Do humans still possess the genes for gills?
I’ve heard that human embryos develop slits that resemble gills, but that these disappear long before the person is born. I’ve also heard that humans still possess the genes for gills, but these genes are never activated. Is this true? If these genes were somehow turned on, would it be possible for humans to breathe underwater, or would it also require other huge changes to things like the lungs?
One Response
Cal King
21 Nov 2009


Human embryos develop gill slits, but then development stops and gills never become fully developed. Even if we still possess the genes that encode fully developed gills, they may have degenerated.

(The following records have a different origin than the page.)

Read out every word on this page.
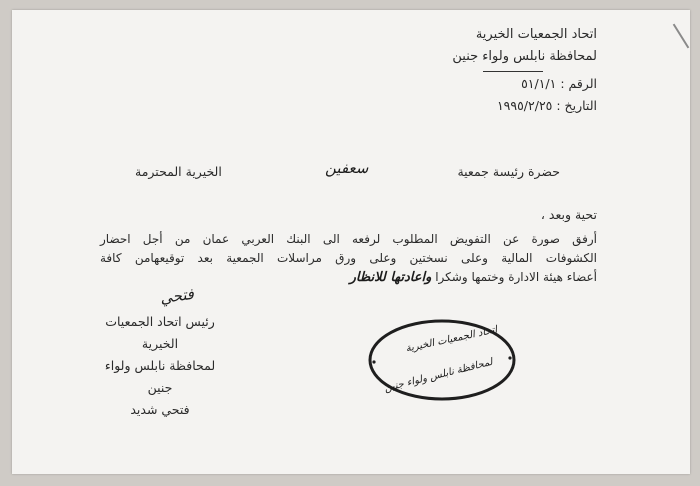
اتحاد الجمعيات الخيرية
لمحافظة نابلس ولواء جنين
الرقم : ٥١/١/١
التاريخ : ١٩٩٥/٢/٢٥
حضرة رئيسة جمعية
سعفين
الخيرية المحترمة
تحية وبعد ،
أرفق صورة عن التفويض المطلوب لرفعه الى البنك العربي عمان من أجل احضار
الكشوفات المالية وعلى نسختين وعلى ورق مراسلات الجمعية بعد توقيعهامن كافة
أعضاء هيئة الادارة وختمها وشكرا واعادتها للانظار
فتحي
رئيس اتحاد الجمعيات الخيرية
لمحافظة نابلس ولواء جنين
فتحي شديد
اتحاد الجمعيات الخيرية
لمحافظة نابلس ولواء جنين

In animals that have fully functional gills, these genes are highly conserved because of natural selection. Any deleterious mutation that would result in non-functional gills would then be weeded out. The same mutations, if it happens to a human’s gill gene, would have no effect on survival because natural selection cannot act upon the genes, only their products. Therefore practically any nucleotide change would be neutral, confering neither an advantage nor a disadvantage to the individual. A neutral molecule is a systematist’s best friend, because they change in a clock-like manner, and they can be used as molecular clocks to determine relationships. Since humans evolved from land animals that have been free of the water for over 3 hundred million years, even if we still possess the genes for gills, chances are that they have accumulated so many nucleotide substitutions they would not be functional.
In short, there is practical no chance for humans to ever develop gills even if we still have the genes, because they have undergone so much mutation over 300 million years.